Moi : Je ne sais plus…

Kader : Demain, on ira au CM te faire piquer.

Moi : Non… Je n'en ai pas besoin et tu le sais.

Kader : On n'est jamais trop prudent et je ne veux pas prendre de risques inutiles.

Moi : Kader pardon !

Je suis en mode panique, j’ai trop peur des injections et il le sait. Mais le gars, il ne me calcule plus. D'ici demain il aura oublié, qui sait ?

 

***Le lendemain***

*** Kader***

La dame : Ah Monsieur venez parler à votre femme oh ! On vient de faire cinq fois le tour de la salle de soins… Elle ne veut pas que je la touche !

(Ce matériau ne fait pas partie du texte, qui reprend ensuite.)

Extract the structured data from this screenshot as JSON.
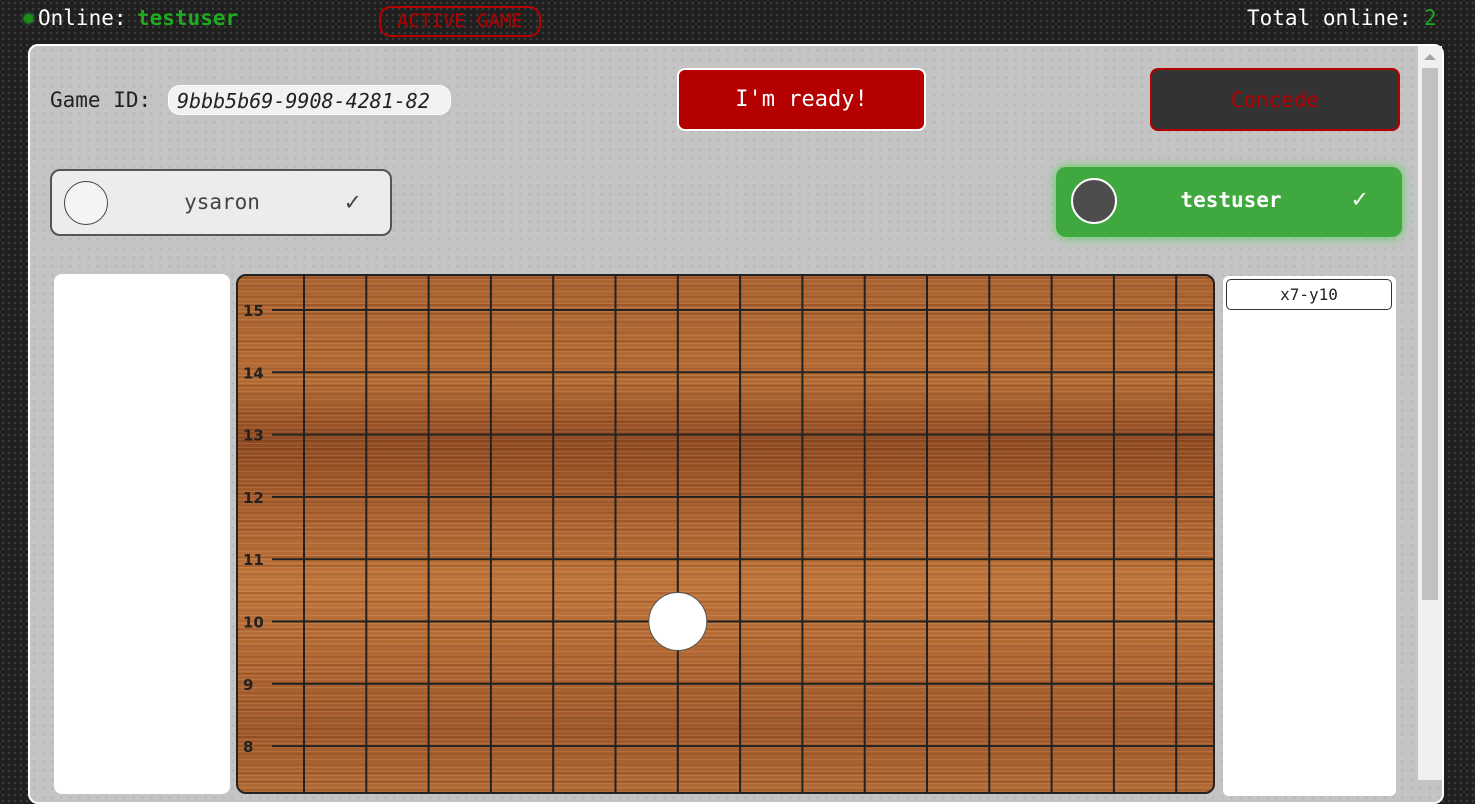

Je lève les yeux au plafond, je comprends pourquoi ça met du temps ! Hum ! J’ai amené Selma pour qu'on lui fasse le sérum antitétanique. Je suis la dame. Quand nous entrons dans la salle de soin, je vois direct la fille collée au mur, les bras croisés, la bouille amarrée. J'ai une grosse envie d’éclater de rire mais il se bloque dans ma gorge quand elle lève son regard paniqué vers moi. Selma et les seringues, c’est toute une histoire.

Moi (j'appelle doucement) : Selma ?

Selma : …

Moi : la dame a besoin de te faire l’injection pour pouvoir recevoir quelqu'un d’autre.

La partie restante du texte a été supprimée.